Time to Turn the Tide in Global Road Safety

The official launch of the UN Road Safety Fund, eighteen months ago, was somehow the culmination of a multi-prong effort to bring this agenda from the benign neglect status it had long been confined into to the forefront of the development policy dialogue. But for us all in the road safety community, it was first and foremost a new start, the visible sign that we were finally gearing up to forcefully tame the scourge that is threatening to undermine so many of the socio-economic benefits of economic growth in the developing world.
The FIA has been relentlessly advocating for better consideration of safety issues in all aspects of car operations, from the mundane day-to-day activities we all go through, in city streets and on the road, to the racetrack. In 144 countries, FIA Clubs are engaged daily in education and training efforts to benefit our 80 million members and the communities they live in, so that safe behavior on the road is encouraged and rewarded. But as the end of the first Decade of Action is fast approaching, we must face the fact that despite some limited progress, the rising tide of road deaths and injuries has so far barely stalled. The UN Road Safety Fund should enable us to ramp up our actions so that this tide will eventually be reversed for good.

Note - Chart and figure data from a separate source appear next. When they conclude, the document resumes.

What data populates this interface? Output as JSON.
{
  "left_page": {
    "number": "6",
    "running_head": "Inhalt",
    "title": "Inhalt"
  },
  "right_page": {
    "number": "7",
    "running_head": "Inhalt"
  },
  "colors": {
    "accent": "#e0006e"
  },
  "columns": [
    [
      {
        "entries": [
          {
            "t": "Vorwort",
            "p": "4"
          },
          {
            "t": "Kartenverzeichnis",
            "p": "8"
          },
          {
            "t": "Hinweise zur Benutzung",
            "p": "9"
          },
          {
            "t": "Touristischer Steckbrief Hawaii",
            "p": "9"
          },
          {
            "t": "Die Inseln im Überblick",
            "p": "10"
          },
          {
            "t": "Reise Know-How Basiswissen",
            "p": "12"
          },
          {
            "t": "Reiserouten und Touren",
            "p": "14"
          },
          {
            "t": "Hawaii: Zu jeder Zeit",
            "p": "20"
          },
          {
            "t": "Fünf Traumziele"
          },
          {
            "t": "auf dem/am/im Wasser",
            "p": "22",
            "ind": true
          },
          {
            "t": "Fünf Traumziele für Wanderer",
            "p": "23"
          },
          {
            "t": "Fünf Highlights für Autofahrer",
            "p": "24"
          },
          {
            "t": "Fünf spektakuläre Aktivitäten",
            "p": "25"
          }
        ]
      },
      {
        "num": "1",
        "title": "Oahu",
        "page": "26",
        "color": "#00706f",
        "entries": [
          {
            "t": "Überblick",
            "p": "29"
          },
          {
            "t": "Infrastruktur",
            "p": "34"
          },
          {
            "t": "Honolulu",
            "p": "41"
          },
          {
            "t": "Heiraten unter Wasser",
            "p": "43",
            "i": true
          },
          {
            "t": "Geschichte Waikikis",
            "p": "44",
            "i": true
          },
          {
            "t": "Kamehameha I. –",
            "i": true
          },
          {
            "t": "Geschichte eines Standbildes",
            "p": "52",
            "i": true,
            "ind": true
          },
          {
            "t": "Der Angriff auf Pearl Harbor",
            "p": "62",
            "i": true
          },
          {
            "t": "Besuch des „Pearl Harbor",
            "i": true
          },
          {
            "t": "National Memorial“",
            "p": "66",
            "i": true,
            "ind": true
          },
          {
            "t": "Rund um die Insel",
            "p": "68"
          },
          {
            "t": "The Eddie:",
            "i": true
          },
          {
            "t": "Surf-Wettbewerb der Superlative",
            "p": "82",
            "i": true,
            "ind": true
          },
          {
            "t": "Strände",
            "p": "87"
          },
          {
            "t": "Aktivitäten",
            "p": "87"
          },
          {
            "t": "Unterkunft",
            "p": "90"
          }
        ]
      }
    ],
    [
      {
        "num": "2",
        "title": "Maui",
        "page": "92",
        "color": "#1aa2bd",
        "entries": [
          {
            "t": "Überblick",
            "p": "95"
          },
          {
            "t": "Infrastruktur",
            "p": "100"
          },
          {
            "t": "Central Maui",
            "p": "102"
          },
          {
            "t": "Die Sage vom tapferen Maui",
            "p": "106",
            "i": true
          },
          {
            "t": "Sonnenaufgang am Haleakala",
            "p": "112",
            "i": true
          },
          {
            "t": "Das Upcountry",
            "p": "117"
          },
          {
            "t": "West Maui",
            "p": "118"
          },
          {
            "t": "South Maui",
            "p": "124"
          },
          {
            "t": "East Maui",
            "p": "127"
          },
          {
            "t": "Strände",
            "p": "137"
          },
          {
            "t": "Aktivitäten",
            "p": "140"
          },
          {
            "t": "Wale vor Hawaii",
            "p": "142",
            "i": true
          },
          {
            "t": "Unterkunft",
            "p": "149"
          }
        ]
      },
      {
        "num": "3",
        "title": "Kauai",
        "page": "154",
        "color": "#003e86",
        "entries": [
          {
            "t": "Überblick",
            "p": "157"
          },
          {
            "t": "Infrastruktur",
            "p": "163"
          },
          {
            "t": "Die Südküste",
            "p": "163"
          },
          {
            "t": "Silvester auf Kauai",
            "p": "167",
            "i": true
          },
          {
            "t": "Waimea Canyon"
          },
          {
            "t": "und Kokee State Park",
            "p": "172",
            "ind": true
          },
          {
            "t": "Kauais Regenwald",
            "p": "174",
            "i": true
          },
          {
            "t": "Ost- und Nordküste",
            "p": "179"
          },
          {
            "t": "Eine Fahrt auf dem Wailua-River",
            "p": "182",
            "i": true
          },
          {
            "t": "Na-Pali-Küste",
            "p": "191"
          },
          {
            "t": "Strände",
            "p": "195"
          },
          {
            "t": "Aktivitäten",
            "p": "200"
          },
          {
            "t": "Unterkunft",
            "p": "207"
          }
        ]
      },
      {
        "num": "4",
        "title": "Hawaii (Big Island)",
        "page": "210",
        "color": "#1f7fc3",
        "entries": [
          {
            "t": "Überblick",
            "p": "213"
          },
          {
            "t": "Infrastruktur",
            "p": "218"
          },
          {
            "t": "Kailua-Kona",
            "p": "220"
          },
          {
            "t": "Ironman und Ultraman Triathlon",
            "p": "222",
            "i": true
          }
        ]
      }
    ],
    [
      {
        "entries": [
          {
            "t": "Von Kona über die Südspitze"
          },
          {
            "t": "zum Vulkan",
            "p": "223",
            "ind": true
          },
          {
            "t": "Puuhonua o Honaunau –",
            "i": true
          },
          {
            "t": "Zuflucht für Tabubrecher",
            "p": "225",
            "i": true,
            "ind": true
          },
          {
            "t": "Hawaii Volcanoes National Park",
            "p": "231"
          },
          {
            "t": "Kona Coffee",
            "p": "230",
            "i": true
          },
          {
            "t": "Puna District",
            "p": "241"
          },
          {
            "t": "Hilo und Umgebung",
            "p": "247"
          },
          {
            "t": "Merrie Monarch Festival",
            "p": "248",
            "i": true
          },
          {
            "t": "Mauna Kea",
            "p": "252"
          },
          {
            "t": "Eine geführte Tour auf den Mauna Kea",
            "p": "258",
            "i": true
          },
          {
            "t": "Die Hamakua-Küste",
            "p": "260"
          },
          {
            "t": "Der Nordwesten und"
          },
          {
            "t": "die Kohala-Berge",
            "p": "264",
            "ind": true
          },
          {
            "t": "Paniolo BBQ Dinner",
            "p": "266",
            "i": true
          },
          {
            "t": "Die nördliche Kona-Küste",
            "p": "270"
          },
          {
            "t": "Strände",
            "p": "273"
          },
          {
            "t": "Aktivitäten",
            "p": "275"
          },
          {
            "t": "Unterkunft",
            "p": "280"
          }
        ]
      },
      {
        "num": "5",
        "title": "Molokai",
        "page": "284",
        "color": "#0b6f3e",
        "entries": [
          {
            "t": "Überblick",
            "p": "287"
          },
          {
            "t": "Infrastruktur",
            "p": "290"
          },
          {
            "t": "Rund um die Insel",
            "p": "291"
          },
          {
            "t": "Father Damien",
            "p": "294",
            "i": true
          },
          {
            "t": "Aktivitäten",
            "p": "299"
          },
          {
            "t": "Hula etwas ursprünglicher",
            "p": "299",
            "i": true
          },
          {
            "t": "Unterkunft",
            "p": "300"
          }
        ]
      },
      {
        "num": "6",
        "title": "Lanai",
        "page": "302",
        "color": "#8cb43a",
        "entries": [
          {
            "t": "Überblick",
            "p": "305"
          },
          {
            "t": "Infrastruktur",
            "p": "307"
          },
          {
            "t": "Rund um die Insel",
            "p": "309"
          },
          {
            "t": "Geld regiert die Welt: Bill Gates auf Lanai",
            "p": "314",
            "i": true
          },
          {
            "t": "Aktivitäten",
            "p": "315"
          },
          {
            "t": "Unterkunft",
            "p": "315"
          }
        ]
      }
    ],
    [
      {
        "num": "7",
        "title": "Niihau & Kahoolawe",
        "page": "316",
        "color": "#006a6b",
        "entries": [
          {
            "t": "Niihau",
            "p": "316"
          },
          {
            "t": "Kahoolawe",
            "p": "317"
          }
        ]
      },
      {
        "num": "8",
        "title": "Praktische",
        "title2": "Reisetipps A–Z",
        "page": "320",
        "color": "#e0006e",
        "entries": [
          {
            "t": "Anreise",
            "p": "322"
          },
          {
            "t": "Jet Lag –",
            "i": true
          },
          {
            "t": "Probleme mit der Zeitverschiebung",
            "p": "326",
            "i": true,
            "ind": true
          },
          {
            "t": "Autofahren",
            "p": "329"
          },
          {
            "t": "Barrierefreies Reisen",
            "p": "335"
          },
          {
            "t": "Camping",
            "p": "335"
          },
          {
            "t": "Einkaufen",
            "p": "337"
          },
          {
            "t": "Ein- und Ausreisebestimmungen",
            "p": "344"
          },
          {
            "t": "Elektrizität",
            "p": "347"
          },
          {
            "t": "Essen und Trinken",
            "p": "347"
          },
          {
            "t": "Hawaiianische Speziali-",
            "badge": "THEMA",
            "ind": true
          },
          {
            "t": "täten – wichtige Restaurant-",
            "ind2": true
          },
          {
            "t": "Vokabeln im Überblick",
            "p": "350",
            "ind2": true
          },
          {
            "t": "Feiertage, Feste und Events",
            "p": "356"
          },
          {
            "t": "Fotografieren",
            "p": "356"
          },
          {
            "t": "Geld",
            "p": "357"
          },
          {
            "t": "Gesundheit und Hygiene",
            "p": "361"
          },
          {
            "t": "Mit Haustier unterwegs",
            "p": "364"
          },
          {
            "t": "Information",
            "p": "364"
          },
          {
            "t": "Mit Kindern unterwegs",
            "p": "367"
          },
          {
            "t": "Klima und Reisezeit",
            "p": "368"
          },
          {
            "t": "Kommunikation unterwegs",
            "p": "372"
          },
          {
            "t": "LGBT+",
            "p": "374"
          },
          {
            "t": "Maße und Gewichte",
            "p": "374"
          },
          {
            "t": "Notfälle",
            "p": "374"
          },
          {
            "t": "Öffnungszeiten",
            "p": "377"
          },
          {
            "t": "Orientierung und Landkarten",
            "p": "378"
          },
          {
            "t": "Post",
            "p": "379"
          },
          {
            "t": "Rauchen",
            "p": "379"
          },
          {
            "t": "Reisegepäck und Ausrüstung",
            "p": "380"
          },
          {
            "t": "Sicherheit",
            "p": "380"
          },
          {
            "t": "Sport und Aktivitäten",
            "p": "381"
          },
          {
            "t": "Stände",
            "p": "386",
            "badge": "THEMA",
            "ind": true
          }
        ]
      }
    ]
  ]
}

A significant feature of the UN Fund is its capacity to mobilize private sector donors. As a matter of fact, 65% of the initial donations to the fund to date come from private sources. This is both a testimony of the commitment of the global community and an explicit expression of high expectations. With common will and larger resources, results must follow.
It is important to capitalize on this auspicious outset. The forthcoming Stockholm Ministerial Conference on Road Safety, in February next year, will be the opportunity to hit the reset button and align our forces for the next stretch, in at least two ways.
First, as the Conference will mark the formal end of the Decade of Action, we need to define a new target and deadline. And second, alongside adopting this target, we need to continue the mobilization of resources to ensure that, this time, we will not miss out.
It is therefore critical that the global road safety coalition gathers in force in Stockholm to chart the way forward for the next decade, with a view to achieve what we started in Moscow, ten years ago now. With the UN Fund in place, consolidating its strong start also means that the Ministerial should be the venue to call for a donors’ pledging conference to convene sometime in 2020, so that we can move all steam ahead with maximum efficiency.  
For far too long, competing priorities and scarcity of resources have hampered a determined uptake of the road safety agenda in too many poor countries. They had to choose between road safety or a longer road, road safety or a new school, road safety or a new sewer system. But today those trade-offs are over, or rather, we must make sure they never come back thanks to the availability of adequate grant resources, those very resources these countries need to be able to address the curse of road crashes without turning away from other immediate needs.
The time is now, and thanks to the UN Road Safety Fund being in place, there is real hope that we will, together, turn the tide. For good.